Issue
I am doing profiling of my code written in CPP targeting RISC architecture. I have two binaries generated one for x86 and other for RISC-V. I have done profiling using perf and gprof. As per Theory of RISC and CISC architecture,but what I have got from perf results is contradictory. Could someone tell me what's wrong here.
Result of Perf:
Performance counter stats for './unit_tests'CISC:
180,899022 task-clock (msec) # 0,885 CPUs utilized
7 context-switches # 0,039 K/sec
2 cpu-migrations # 0,011 K/sec
1.350 page-faults # 0,007 M/sec
588.853.057 cycles # 3,255 GHz
863.377.707 instructions # 1,47 insn per cycle
157.440.034 branches # 870,320 M/sec
992.067 branch-misses # 0,63% of all branches
0,204509183 seconds time elapsed
Performance counter stats for './unit_tests'RISC:
693,264322 task-clock (msec) # 0,999 CPUs utilized
28 context-switches # 0,040 K/sec
1 cpu-migrations # 0,001 K/sec
2.400 page-faults # 0,003 M/sec
2.320.185.432 cycles # 3,347 GHz
5.467.630.410 instructions # 2,36 insn per cycle
960.171.812 branches # 1385,001 M/sec
7.038.808 branch-misses # 0,73% of all branches
0,693978844 seconds time elapsed
As seen from the above results the time elapsed in RISC is more than CISC and also insn per cylce also more in RISC. I am wondering why is it so.

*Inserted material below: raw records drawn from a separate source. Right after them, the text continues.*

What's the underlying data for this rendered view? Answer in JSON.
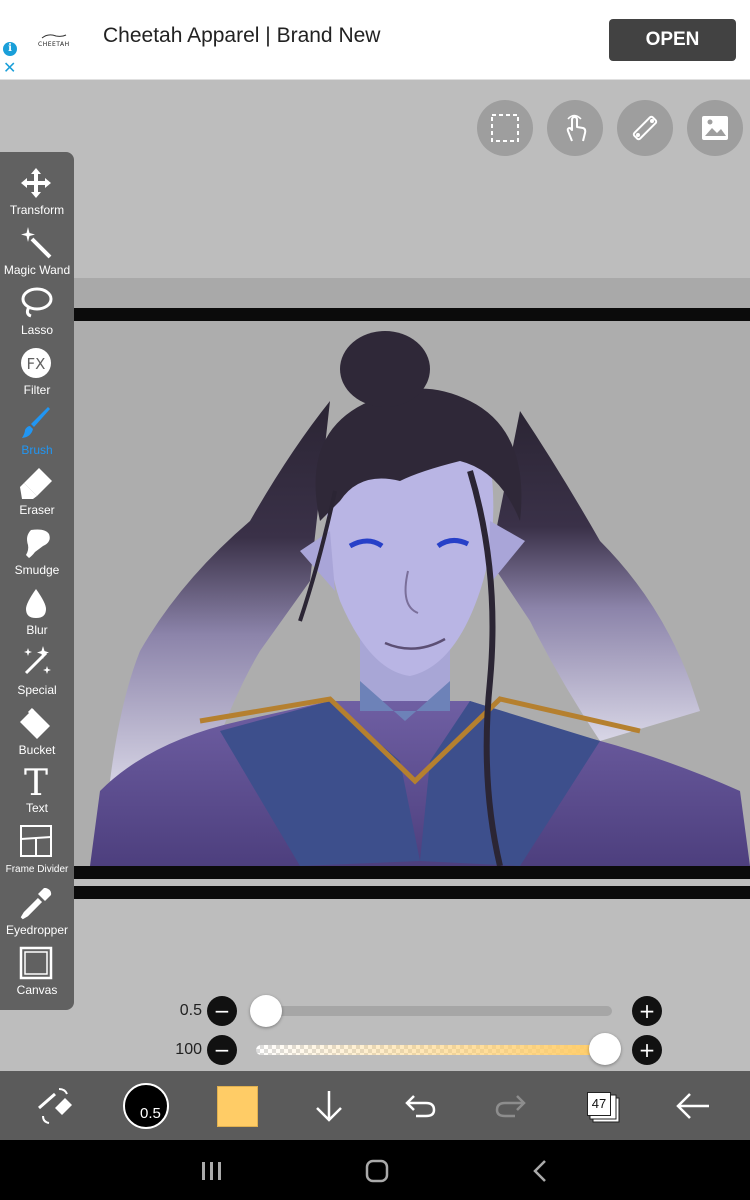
{
  "ad": {
    "info_icon": "info-icon",
    "close_icon": "close-icon",
    "brand_logo_text": "CHEETAH",
    "title": "Cheetah Apparel | Brand New",
    "cta": "OPEN"
  },
  "top_tools": [
    {
      "name": "selection-icon"
    },
    {
      "name": "touch-icon"
    },
    {
      "name": "ruler-icon"
    },
    {
      "name": "image-icon"
    }
  ],
  "tools": [
    {
      "id": "transform",
      "label": "Transform",
      "icon": "move-icon"
    },
    {
      "id": "magic-wand",
      "label": "Magic Wand",
      "icon": "magic-wand-icon"
    },
    {
      "id": "lasso",
      "label": "Lasso",
      "icon": "lasso-icon"
    },
    {
      "id": "filter",
      "label": "Filter",
      "icon": "fx-icon"
    },
    {
      "id": "brush",
      "label": "Brush",
      "icon": "brush-icon",
      "active": true
    },
    {
      "id": "eraser",
      "label": "Eraser",
      "icon": "eraser-icon"
    },
    {
      "id": "smudge",
      "label": "Smudge",
      "icon": "smudge-icon"
    },
    {
      "id": "blur",
      "label": "Blur",
      "icon": "drop-icon"
    },
    {
      "id": "special",
      "label": "Special",
      "icon": "sparkle-icon"
    },
    {
      "id": "bucket",
      "label": "Bucket",
      "icon": "bucket-icon"
    },
    {
      "id": "text",
      "label": "Text",
      "icon": "text-icon"
    },
    {
      "id": "frame-divider",
      "label": "Frame Divider",
      "icon": "frame-divider-icon"
    },
    {
      "id": "eyedropper",
      "label": "Eyedropper",
      "icon": "eyedropper-icon"
    },
    {
      "id": "canvas",
      "label": "Canvas",
      "icon": "canvas-icon"
    }
  ],
  "filter_glyph": "FX",
  "text_glyph": "T",
  "sliders": {
    "size": {
      "label": "0.5",
      "value": 0.5,
      "fraction": 0.0
    },
    "opacity": {
      "label": "100",
      "value": 100,
      "fraction": 1.0
    }
  },
  "bottom": {
    "brush_size": "0.5",
    "color": "#ffcc66",
    "layers": "47"
  },
  "colors": {
    "accent": "#2196f3",
    "toolbar": "#616161",
    "bottom_bar": "#5b5b5b"
  }
}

Can someone tell me if I am missing something or interpreting the results wrong?
Solution
You're profiling qemu interpreting / emulating RISC-V, not the RISC-V "guest" code inside QEMU. QEMU can't do that; it's not a cycle-accurate simulator of anything.
That's slower and takes more instructions than native code compiled for your x86-64 in the first place.
Using binfmt_misc to transparently run qemu-riscv64
on RISC-V binaries makes ./unit_tests
exactly equivalent to qemu-riscv64 ./unit_tests
Your test results prove this: perf stat qemu-riscv64 ./unit_tests
gave you approximately the same results as what's in your question.
Somewhat related: Modern Microprocessors A 90-Minute Guide! has some good details about how CPU pipelines work. RISC isn't always better than modern x86 CPUs. They spend enough transistors to run x86-64 code fast.
You actually would expect more total instructions for the same work from a RISC CPU, just not that many more instructions. Like maybe 1.1x or 1.25x?
Performance depends on the microarchitecture, not (just) the instruction set. IPC and total time or cycles depends entirely on how aggressive the microarchitecture is at finding instruction-level parallelism. Modern Intel designs are some of the best at that, even in fairly dense CISC x86 code with memory-source instructions being common.